AI Model Collapse

AI Model Collapse

by Timothy Coleman - 07/Dec/2024

If you have been following AI for any length of time, you might have come across a concept known as:

“Model collapse” or “Synthetic Data Feedback Loop.”

Let's look at a relatively harmless example in AI image generation...

A Simple Analogy

Before AI, there were A LOT of picture of cats on the internet.

AI comes along, and gathers pictures of said cats and 'learns what a cat looks like' from these images.

Image generation AI allows us to create new pictures of cats, and people make LOTS of picture of cats.

One day, there are more pictures of AI generated cats on the internet than there are of real cats.

AI continues to gather new picture of cats so it can continue to get understand what a cat looks like, so it can generate new (improved?) images of cats.

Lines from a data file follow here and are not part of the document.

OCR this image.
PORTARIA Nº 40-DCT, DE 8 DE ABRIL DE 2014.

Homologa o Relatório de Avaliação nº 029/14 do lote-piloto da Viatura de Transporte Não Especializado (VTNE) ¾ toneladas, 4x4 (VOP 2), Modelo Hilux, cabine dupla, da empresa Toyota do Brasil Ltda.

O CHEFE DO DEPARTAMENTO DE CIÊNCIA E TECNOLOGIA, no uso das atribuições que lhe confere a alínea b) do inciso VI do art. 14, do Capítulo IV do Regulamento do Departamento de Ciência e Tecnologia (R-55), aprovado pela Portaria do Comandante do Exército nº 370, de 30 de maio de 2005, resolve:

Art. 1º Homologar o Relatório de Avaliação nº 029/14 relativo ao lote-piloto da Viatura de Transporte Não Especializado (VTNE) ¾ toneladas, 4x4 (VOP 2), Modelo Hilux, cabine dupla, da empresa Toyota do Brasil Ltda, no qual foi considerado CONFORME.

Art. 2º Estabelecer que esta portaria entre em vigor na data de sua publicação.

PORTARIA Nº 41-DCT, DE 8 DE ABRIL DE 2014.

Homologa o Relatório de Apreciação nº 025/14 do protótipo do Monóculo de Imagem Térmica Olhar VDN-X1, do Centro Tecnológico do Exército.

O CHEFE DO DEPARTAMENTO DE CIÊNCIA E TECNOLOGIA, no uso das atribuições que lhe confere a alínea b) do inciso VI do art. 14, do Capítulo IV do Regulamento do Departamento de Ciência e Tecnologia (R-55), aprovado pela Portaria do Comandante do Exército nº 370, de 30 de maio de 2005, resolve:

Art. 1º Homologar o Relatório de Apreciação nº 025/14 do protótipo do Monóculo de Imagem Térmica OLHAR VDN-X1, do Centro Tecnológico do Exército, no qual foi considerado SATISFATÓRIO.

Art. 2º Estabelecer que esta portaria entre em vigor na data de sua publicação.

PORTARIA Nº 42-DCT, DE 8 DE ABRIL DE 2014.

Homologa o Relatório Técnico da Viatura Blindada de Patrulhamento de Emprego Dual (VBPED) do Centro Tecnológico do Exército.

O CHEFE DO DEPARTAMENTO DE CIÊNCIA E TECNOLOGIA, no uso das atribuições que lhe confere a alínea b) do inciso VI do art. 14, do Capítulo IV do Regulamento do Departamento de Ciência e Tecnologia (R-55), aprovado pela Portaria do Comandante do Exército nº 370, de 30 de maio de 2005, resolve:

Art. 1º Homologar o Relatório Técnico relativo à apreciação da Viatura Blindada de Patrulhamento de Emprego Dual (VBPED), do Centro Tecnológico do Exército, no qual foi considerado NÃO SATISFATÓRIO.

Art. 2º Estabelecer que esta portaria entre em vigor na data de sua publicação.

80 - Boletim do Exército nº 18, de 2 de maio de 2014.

The issue here is not that AI is learning how to make better images of cats, the issue is that we are training AI image generation tools on AI generated images (as there are/will eventually be more AI generated images of cats out there than there are of real cats).

Implications for Software Development

Ok so, lets take this thinking and apply it to software development.

(Disclaimer: I'm a coder and I work with teams who write code, and developers out there are all using AI to help with their work).

Before AI, developers relied on help from the wider developer community in order to figure out how to integrate new tools and features.

E.g. a client wants a PayPal integration into their Website.

Developer might read the official documentation from Paypal, but they are probably using a set of tools and libraries which have their own way of working.

Developers would traditionally visit a site like StackOverflow or read some blog tutorial from another developer who has managed to solve common issues related to this requirement.

These days, I'm finding I'm asking less questions on developer forums (and posting less answers), because it is easier to use ChatGPT.

I'm not sure if this is a false correlation or not, but I'm also finding that THERE ARE LESS TURTORIALS OUT THERE ON HOW TO INTEGRATE NEW VERSIONS OF SOFTWARE TOOLS e.g. a new SDK offered by PayPal.

I'm also finding that ChatGPT will often give outdated information based on older versions of libraries.

Where is the issue?

A lot of developers using ChatGPT for helping write code, will just copy and paste code snippets generated by AI, especially as pressure mounts from business teams eager to speed up workflows and increase profits: "Just hurry up, use ChatGPT, we need this by this evening."

As a result of this pressure on developers, they might revert to using older versions of code without recent security updates (because ChatGPT is only producing this).

As a result of having less time, developers might not write the traditional blog posts, or StackOverflow questions, which results in.. as with the cats.. less new content for AI to learn from.

Conclusion

AI being trained on AI generated images of cats, might not be an issue, but AI being trained on AI generated code snippets, with no new training data out there, will lead to a world where software projects lag severely behind updated code libraries, and the use of exponentially outdated products.